Kelly McKinkel showed me something funny - Baytown's most popular website, you guessed it, not The Warzone, the BaytownSun.com (TW comes in 2nd, but how the hell are you going to beat the BaytownSun.com? LOL) has a front cover pick of "See you at the Pole" and guess what? Our very own Andrew Masterson II is on it, and man is he looking sexy praying. Its also on the TW Newsboard. God bless you Andrew, or should I say Amy, who dragged you there? :)

Guys, you will never believe this, but guess WHAT? The definition of the following word WILL spook you.

Fart - foolish or contemptible (the state of mind of one who despises) person

I got the curiosity today when I was reading the hilarious play, The Crucible. Giles says, "A Fart on you, Thomas Putnam!" and I wanted to know if like, fart meant shit back then or something. Then, we all said, WAIT, is that way we call old people farts? HAHA!! OH MAN! FARTS R US!!

Ok, its time. The Hot Girl Contest. Its BACK. After almost a year of all of you guys waiting in such anticipation, its back. Everyone is talking about it, that is, when I mention it. LOL. See, this year, I'm going to email everyone alive about it, and its gonna be a huge success right? Hopefully.

If you're new, here are the rules. If you don't like sports, or Mortal Kombat for SNES, you're really screwed on figuring this out. Its a tournament. Every girl is matched up with another girl in 16 "bouts." The voters vote for the hotter girl (in their opinion, of course), and the winner advances on, in a series of brackets, to the next round. For example, if Numbers 1 and 2 were going against each other, and 3 and 4 were going against each other, the winners between 1/2 and 3/4 will face each other. Still confused? Lets say 1 won, and 3 won. 1 and 3 would face each other!
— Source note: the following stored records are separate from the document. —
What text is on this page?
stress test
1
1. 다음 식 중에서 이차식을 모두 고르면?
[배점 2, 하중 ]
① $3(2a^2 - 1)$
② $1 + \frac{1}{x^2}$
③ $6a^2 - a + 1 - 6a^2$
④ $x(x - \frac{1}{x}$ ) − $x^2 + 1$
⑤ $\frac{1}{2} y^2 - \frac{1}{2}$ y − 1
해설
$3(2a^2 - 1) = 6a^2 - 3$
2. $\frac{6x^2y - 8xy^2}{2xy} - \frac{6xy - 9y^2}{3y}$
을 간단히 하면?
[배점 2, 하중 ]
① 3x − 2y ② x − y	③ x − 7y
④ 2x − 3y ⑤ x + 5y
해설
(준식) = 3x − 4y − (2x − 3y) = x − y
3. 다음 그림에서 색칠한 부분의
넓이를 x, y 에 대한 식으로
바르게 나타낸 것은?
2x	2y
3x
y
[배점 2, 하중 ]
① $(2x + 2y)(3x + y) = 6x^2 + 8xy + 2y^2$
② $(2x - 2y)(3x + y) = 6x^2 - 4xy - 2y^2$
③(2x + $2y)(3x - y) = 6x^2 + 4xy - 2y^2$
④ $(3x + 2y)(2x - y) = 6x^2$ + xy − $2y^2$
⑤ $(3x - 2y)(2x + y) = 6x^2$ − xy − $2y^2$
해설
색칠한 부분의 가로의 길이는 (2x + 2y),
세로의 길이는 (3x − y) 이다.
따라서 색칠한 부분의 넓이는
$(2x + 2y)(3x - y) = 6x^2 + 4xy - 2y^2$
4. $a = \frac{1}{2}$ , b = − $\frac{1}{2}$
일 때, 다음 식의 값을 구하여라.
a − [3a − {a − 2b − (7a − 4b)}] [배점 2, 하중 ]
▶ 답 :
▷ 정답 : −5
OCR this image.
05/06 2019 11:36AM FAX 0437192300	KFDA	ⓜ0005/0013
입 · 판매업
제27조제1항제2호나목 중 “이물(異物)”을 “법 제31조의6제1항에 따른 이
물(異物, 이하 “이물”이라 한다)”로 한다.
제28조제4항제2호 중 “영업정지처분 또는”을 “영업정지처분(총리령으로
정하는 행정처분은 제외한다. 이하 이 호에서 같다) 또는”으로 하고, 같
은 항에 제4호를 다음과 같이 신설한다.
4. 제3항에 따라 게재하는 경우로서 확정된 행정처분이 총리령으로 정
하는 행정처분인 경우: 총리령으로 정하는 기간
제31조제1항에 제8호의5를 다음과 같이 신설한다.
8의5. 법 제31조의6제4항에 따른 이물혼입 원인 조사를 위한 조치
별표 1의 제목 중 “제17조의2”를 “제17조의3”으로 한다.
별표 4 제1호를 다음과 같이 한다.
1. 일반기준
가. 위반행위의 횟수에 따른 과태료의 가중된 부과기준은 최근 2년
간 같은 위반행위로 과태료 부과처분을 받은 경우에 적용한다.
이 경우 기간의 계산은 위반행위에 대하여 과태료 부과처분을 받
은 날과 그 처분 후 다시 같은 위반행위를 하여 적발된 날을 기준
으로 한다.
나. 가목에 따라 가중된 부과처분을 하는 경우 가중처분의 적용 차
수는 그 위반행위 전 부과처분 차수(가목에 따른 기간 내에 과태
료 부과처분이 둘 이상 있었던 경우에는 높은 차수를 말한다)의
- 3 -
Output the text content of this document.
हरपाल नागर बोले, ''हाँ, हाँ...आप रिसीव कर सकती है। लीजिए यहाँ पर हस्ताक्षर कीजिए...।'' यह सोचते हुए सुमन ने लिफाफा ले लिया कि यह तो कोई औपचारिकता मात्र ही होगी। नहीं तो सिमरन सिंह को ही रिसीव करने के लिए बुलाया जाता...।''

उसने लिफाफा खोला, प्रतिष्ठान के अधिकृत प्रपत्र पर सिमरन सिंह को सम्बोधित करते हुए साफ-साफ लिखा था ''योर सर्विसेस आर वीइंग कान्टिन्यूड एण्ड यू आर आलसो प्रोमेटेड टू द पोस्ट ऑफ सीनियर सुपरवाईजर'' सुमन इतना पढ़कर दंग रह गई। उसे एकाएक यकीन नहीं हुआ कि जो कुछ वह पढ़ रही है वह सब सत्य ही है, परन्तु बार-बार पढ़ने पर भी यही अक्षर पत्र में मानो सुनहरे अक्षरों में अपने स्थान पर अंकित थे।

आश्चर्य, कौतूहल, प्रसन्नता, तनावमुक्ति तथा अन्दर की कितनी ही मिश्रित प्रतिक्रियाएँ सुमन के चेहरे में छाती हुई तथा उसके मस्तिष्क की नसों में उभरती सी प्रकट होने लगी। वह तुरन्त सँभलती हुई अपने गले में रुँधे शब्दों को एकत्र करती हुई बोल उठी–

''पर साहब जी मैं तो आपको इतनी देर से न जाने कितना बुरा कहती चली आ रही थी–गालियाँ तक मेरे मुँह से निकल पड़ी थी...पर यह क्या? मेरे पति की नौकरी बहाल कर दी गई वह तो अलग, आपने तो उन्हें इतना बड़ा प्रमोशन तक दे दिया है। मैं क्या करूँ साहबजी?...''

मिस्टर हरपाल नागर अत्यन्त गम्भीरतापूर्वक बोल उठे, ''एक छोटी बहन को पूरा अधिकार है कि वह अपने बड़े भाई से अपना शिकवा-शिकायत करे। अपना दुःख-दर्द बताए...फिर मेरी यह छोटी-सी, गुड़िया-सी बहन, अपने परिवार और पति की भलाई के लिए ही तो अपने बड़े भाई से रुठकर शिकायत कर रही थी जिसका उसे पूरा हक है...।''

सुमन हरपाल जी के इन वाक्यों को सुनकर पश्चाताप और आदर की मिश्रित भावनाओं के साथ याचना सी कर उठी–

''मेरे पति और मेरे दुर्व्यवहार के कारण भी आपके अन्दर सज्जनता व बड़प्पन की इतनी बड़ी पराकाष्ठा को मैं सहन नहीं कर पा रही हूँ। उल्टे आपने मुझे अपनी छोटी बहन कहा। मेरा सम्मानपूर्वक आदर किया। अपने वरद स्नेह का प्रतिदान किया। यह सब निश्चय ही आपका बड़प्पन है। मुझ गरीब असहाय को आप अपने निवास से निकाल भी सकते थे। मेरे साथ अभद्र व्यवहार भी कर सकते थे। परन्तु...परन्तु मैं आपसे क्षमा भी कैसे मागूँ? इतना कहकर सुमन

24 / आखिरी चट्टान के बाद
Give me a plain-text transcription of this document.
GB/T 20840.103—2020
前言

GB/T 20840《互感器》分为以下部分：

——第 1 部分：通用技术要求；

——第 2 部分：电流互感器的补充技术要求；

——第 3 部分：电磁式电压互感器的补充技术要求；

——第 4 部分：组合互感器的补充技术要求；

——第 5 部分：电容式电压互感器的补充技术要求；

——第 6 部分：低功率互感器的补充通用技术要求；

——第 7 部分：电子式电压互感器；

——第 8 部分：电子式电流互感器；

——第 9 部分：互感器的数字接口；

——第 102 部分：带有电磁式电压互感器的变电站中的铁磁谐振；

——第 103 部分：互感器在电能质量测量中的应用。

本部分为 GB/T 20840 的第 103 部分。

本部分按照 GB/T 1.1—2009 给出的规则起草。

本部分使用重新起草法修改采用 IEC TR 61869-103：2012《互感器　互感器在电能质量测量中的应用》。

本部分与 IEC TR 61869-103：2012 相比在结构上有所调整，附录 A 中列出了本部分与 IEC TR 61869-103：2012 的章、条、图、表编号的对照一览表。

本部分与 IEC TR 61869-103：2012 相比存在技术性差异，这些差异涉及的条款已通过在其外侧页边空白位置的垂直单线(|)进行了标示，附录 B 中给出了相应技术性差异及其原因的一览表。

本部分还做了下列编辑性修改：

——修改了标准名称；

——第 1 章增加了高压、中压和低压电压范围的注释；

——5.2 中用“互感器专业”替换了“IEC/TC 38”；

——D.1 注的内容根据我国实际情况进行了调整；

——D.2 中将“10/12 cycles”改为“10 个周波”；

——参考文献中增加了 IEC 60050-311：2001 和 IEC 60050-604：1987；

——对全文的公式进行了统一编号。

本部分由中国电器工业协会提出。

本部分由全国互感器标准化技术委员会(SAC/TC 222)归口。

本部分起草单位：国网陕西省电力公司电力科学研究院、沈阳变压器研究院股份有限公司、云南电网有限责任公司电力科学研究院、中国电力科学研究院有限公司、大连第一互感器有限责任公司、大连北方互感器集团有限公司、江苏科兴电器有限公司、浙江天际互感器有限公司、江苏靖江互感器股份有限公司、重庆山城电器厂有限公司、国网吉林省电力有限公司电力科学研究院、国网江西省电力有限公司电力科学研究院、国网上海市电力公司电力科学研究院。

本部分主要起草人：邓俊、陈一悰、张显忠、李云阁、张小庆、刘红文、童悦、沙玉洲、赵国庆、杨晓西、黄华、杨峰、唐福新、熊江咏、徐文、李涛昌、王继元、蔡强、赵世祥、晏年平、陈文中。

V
How did we come up with this? In SAC, I numbered 32 girls (not in any order at all, I just mixed them up starting where ever I wanted to), and talked to Kelly Kinckel online. Kelly then picked out two numbers between 1 and 32, and when picked, he crossed them out, and picked another two numbers. This process went on 16 times. Best friend matchups, or really hot really pretty matchups didn't happen on purpose. (According to me, no girl on this list is romotely ugly, but some are definitely prettier then others.) Unfortunately, if two very hot girls face each other, one always has to lose.

BTW, I'll know if you vote more then once in you vote more then one in the same day. You can vote three times, I don't care, just don't vote 3 times or more at the same time, cause if you do, I'll see your IP address, and there's this one program...its called SubSeven. See, what you do is, you put the IP Address in SubSeven, and it gives me total control of your computer! WOW!!! Then, I'll print out a page of gay porn, change your desktop, AND EVERYTHING WILL BE OK!! Right? GOOD!

The matchups start Friday, September 20th, and end Sunday, September 22nd. The Sweet 16 Round will start 7:00 on Friday, September 27th.

Tommy, Kelly.....I think its time for us to take a shopping cart across Garth Road again, mmmmkay?